Looking in his direction, watching him take off for the space under the bridge, Mags already walking briskly, broke out into a jog.  Rose could see Green Eyes, off to one side, previously blocked from Rose’s view by Evan’s bulk.

Was that intentional?  Was the mermaid stalking her, deliberately lurking?

I’m supposed to be a leader here, but… I’m not sure I’m there yet.  I need to figure it out before it matters.

“He was on your skin,” Green Eyes observed.

“Yeah,” Rose said.

“He still is, a bit.”

Rose nodded, checking to see for herself.  She wasn’t sure she wanted to put words to why that might be the case.  Was it because Blake didn’t want to move, when every movement eroded the two of them?

Or because he didn’t have the strength?

Beneath the bridge, Evan flared with fire and light, flames reaching out to fill the space, fire filling the space, tongues of flame spilling out.

A half-dozen goblins dropped from hiding spots in the shadows, partially or wholly on fire.  Mags very carefully extinguished a patch of fire on the underside of the bridge itself before starting to put the creatures out.

It took a few seconds before Rose and the rest of the group were close enough to hear.

“-y darn time,” Mags said.  “Every time, you try to mess with me!  You little twits don’t learn!  I’ve shot you, I’ve frozen you, I’ve blown some of you up.  Do you learn?  Do you announce yourselves and stop trying to ambush me?  No.  But doing it on a day like this?  With demons running around?  That’s a special brand of twit.”

“Aaaaaah!” a goblin that was still on fire screamed.

Mags reached out with both hands, athame extended, other hand flat, then clenched her free hand into a fist.  The fire went out in the same moment.

“Aaah!” the goblin screamed, still smouldering, burned.
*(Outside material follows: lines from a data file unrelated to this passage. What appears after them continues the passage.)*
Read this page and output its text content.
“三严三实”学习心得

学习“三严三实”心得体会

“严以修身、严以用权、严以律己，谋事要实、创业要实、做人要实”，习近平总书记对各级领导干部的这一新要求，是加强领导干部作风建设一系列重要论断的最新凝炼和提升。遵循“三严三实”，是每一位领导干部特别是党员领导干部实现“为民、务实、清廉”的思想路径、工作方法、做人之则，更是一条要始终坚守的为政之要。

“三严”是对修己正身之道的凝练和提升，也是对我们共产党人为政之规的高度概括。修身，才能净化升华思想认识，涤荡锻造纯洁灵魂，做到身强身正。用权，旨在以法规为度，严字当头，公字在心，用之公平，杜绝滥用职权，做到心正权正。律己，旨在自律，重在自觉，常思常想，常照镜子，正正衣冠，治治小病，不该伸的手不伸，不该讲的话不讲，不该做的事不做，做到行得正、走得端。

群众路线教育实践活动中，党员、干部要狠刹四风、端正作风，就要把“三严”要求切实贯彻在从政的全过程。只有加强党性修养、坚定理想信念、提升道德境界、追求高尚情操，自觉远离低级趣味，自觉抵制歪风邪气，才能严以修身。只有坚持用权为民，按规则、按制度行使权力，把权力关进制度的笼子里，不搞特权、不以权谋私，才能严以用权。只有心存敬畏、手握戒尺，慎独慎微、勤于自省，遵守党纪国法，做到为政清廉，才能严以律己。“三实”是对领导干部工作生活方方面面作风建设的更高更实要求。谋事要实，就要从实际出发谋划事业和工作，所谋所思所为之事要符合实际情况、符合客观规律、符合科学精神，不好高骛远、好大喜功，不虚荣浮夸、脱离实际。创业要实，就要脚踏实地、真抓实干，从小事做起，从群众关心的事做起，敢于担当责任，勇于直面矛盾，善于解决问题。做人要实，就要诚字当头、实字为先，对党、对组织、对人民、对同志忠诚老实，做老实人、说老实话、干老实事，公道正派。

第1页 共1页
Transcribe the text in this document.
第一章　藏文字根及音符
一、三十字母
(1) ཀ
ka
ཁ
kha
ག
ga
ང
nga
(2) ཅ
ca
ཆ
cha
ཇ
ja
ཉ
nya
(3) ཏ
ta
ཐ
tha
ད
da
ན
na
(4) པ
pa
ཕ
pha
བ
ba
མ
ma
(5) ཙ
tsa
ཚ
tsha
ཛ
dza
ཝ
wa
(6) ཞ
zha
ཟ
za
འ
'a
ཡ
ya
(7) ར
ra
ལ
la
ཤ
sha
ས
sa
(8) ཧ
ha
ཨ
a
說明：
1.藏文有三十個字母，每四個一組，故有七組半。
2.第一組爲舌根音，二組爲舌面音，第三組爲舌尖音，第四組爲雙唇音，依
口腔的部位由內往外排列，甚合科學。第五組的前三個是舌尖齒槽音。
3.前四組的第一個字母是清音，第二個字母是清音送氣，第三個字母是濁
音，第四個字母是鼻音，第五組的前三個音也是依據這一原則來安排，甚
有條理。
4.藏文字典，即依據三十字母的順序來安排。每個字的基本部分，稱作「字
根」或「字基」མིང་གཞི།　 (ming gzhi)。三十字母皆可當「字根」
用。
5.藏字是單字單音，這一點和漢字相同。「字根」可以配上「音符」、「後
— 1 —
“Deal with it!” Mags said.  “Peckerbottom, I bind you.  You know the drill, standard rules.”

“Aaah!” it screamed.

“Nod,” Mags said.

It nodded, still writhing.

“That’s the most half-assed binding I’ve ever seen,” Lola commented.

“I’ve bound these little twits at least three times already.  Same rules every time.  If they can break the binding, I’ll be surprised.  Snotwit, I bind you.  You know how this works.”

“Uh huh,” Snotwit mewled.

“Spunkyfeets, Pissgag, Cuntwhistle, Stump, I bind you.  Stop whining and get to your feet.”

The goblins did.

Lesser goblins, Rose observed.  None any taller than waist height.

Mags saw Rose studying the things, “What do you think?”

“Having a few more numbers wouldn’t hurt,” Rose said.  “We only needed the smaller group to slip away.”

“That was my line of thinking,” Mags said.

“Can’t help but feel like goblins are more liability than advantage,” Lola commented.  “Never liked them.”